Now let $EC$ and $BD$ intersect at $F$. $\angle BFE=\angle DFC$ by vertical angles and $\angle BEF=\angle CDF=90^\circ$, so $\angle FBE=\angle FCD$, which is equal to 30 degrees.  Now summing the angles in $\triangle ABC$, we have $60^\circ+30^\circ+3y+y+30^\circ=180$, solving yields $4y=60$ so $y=15$ and we see $\triangle BDC$ is a 45-45-90 triangle.  Also, $\triangle ABD$ is a 30-60-90 triangle.

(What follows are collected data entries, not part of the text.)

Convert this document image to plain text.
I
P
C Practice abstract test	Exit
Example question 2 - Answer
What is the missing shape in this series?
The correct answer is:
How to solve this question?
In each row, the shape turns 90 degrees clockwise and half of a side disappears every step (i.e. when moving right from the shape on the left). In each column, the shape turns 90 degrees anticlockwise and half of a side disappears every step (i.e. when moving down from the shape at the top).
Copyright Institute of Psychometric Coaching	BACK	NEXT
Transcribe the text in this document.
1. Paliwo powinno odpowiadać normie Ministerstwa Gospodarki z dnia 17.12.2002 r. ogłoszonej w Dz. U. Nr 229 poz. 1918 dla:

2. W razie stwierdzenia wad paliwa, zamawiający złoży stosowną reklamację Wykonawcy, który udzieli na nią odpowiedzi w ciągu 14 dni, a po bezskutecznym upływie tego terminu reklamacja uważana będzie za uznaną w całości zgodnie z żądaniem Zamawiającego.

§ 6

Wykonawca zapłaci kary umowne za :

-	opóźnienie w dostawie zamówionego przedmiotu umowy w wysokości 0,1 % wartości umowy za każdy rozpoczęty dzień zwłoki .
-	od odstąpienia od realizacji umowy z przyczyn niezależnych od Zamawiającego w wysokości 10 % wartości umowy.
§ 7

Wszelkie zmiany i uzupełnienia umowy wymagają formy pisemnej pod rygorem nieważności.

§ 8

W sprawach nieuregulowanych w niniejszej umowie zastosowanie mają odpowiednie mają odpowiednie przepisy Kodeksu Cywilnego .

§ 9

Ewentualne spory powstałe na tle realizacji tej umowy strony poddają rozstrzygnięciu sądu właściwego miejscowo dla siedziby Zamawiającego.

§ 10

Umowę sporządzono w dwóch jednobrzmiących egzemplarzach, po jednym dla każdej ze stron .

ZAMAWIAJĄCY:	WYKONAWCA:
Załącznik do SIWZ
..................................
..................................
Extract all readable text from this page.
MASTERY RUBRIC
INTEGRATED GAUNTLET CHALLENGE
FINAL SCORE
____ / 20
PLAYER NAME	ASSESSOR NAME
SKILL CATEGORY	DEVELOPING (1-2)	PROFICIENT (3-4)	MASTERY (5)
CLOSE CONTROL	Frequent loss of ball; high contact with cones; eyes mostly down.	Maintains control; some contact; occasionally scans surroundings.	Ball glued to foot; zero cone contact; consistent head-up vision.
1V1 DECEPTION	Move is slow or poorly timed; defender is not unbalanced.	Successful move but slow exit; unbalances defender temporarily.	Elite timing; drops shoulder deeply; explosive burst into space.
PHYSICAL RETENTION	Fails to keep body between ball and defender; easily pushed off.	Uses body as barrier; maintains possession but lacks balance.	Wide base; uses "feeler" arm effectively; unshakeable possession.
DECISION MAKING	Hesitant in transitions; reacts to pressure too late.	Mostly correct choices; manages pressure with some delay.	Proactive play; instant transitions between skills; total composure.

Let $ AD = x$, so $AB = 2x$ and $DB = DC = x\sqrt{3}$. $BC = x\sqrt{3}\sqrt{2} = x\sqrt{6}$.  We are given that this equals 12, so we find $x = 12/\sqrt{6} = 2\sqrt{6}$.  It follows that the area of $\triangle ABC$ can be found via  \[(1/2)(AC)(BD)=(1/2)(x+x\sqrt{3})(x\sqrt{3})=12\sqrt{3}+36.\] To find $EC$, notice that the area of $\triangle ABC$ can also be written as $(1/2)(AB)(EC)$.  Thus, \[(1/2)(4\sqrt{6})(EC)=12\sqrt{3}+36 \Rightarrow EC = 3(\sqrt{2}+\sqrt{6}).\]  Hence $a=3$, $b=2$, and $c=6$, so $a+b+c=\boxed{11}$.